Some are the standard errors of those who teach those same old stories over and over without reading it from the Bible as if it were brand new to them. When I read her say of Rachel, "It was love at first sight for Jacob, and it remained love beautiful unto the end," I thought, here we go again. Anyone who has studied that story without the blinders of what they have always heard, knows that was not the case. See Growth of the Seed by Nathan Ward, and my own Born of a Woman study and see what I mean. The fact that Jacob asked to be buried with Leah in the family burial cave, but left Rachel buried where she fell ought to tell us something.
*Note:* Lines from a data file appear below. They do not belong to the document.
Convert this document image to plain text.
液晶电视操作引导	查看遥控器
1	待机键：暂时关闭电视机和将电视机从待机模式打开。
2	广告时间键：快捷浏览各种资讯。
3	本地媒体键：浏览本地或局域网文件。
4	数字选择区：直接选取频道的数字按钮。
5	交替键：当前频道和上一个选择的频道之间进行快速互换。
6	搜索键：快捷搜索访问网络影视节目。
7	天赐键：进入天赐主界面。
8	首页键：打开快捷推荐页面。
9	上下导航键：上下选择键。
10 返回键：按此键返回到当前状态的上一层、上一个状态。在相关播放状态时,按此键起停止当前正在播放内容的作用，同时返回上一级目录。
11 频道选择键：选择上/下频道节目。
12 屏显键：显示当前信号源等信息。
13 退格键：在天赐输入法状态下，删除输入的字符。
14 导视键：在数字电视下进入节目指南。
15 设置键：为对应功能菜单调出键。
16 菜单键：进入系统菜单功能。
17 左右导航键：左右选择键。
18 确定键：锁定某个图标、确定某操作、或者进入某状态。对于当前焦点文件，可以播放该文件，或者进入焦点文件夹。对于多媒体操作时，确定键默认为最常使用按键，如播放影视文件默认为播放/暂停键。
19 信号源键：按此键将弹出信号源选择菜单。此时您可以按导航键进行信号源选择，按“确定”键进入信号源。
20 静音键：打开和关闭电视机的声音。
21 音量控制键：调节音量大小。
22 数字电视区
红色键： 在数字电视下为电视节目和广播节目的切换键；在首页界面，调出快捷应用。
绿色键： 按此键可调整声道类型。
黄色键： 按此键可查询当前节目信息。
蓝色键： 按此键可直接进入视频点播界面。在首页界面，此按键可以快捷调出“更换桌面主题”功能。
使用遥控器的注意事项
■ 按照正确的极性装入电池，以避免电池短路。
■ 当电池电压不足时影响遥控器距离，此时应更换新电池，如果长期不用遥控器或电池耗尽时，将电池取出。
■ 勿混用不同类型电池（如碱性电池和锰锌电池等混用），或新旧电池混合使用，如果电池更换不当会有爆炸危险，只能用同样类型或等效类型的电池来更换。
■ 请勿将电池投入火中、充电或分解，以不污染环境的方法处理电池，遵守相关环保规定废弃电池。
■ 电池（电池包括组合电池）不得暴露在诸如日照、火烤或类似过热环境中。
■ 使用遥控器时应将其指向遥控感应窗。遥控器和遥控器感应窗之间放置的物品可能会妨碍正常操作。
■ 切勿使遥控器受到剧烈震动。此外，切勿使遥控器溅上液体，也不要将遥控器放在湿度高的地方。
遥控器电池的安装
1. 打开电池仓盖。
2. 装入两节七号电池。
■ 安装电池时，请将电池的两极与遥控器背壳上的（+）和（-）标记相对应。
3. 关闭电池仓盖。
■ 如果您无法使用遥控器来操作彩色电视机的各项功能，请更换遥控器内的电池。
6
The inconsistencies are almost maddening. The author will discuss the names Leah gave her children and how that shows her character, but totally miss the significance of, "Give me another one," coming out of Rachel's mouth when she names Joseph, and the fact that prayer for a child was her last resort. The same woman who researches enough to find out the history of Jezebel's father will then say that Naboth would not sell his vineyard to Ahab "because he didn't care to." What Naboth actually said was, "The Lord forbid that I should give you the inheritance of my fathers." It was a little more than simply, "I don't want to." In one place she says that Ishmael was 13 when Isaac was born, yet in another she says 14 (which is correct), the same place she talks about weaning Isaac, even though she has previously said that the weaning would have been at least three years after Isaac's birth, if not more, making Ishmael no less than 17 at that point.
And while she may have more knowledge about these women than most, her lack of a thorough Biblical knowledge shows itself in the oddest places and in the oddest ways. She says of Isaac and Rebekah, "Together the assembled believers of God felt the planned providence of the great I AM in arranging this marriage." Yet in Exodus 6:3, Moses records that the patriarchs only knew God as "God Almighty." They had not been given that special name that Moses received. Then this same woman will, with clear and sound logic, get the events of Jephthah's daughter correct when most miss it entirely. Yet she leaves out Leviticus 27, directions for vowing a person, which would have helped her case immensely.
While she recognizes some of the cultural elements, she often shows a lack of understanding the details. "One might ask why a woman as discreet and as intelligent as Abigail married such an ill-tempered miser as Nabal." I doubt Abigail had a choice in a culture of often arranged marriages, which a historical/biographical author ought to know.
Mrs. Culwell also engages in a little more supposition and imagination than might be called for, including lavish descriptions of décor and clothing as if she had seen the setting herself. I have the most trouble with her assigning motives. While it is always good to imagine how someone might have felt in a given situation, putting ourselves in her place and making the events and its pressures come alive, all such suppositions should be labeled as such clearly. "This might have been her motivation," or "This might be what she was thinking." And she really blows it when she says of the search for a new queen in Esther, "There has been much said about [Mordecai] who would plan a marriage of one of Abraham's daughters to a heathen king." Plan it? Mordecai had no say in the sweep that carried Esther as an eligible virgin to the king's palace.
There are still things to be admired in this work, despite all these shortcomings. The attempt was brave and time consuming. I just wish a better result had come of it.
This book is probably out of print, but copies are still available in used bookstores and online sources. Yet as I said, I really cannot recommend it It was published by DeHoff.